Ela suspira, e me mostra algumas raízes. Em seguida me ensina um assobio de pássaro, bem simples, para podermos nos comunicar. Ela me deixa com a mochila, e sai. Periodicamente, trocamos assobios, enquanto eu faço a ridícula tarefa de ficar cavoucando raízes na terra, enquanto ela se arrisca caçando. De repente, avisto ao longe, correnteza abaixo, algumas frutas. Acho que são amoras. Coloco a mochila no chão, e forro a folha de plástico sobre as raízes que colhi. Desço em direção as frutas, que parecem demasiadamente suculentas.

Enquanto estou voltando, acho mais algumas raízes e paro para colher. Me sinto satisfeito, pois consegui bastante coisas. Estou prestes a experimentar as amoras que colhi, quando escuto Katniss gritando meu nome. Ela parece estar totalmente em pânico. Corro o máximo que posso, e quando saio do meio das moitas, Katniss quase acerta uma flecha em mim. Com o susto, derrubo todas as raízes que eu havia colhido.

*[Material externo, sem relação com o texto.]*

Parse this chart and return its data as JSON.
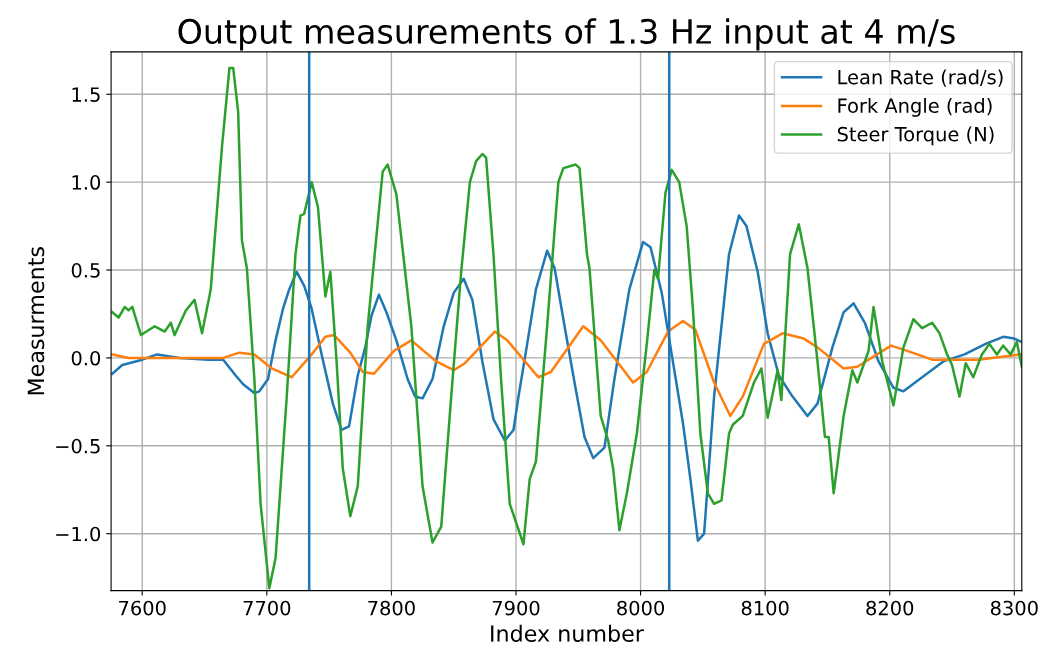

— O que você está fazendo? – ela grita, com raiva, enquanto vem em minha direção. - Você deveria estar aqui, não correndo pela floresta!

— Eu encontrei algumas amoras correnteza abaixo — tento explicar, sem entender porque ela está com tanta raiva de mim.

— Eu assobiei. Por que você não assobiou de volta? Ela grita, mais descontrolada ainda.

Eu havia me esquecido completamente dos assobios. Fiquei tão excitado por encontrar as amoras, que me esqueci do nosso combinado.

— Eu não ouvi. A água está muito alta, acho – tento me explicar.

Percebo que ela está tremendo, e isso me deixa ainda mais confuso. Coloco minhas mãos sobre seus ombros tentando acalma-la. Por um instante, achei que ela iria chorar. Ainda tremendo, e ofegante, ela me fita.

— Eu pensei que Cato tinha te matado! – ela diz.

Lentamente consigo entender o motivo de sua raiva. E olhar para ela, tremendo, descontrolada, por achar que eu estava morto, me deixa desnorteado, e com a doce ilusão, de que Katniss realmente se importa comigo. A doce ilusão de que, o que ela sentia por mim, tenha virado amor. Não como o que eu sinto por ela. Mas como o que deixa uma pessoa atordoada, só de pensar em perder aquela pessoa, que ela considera única.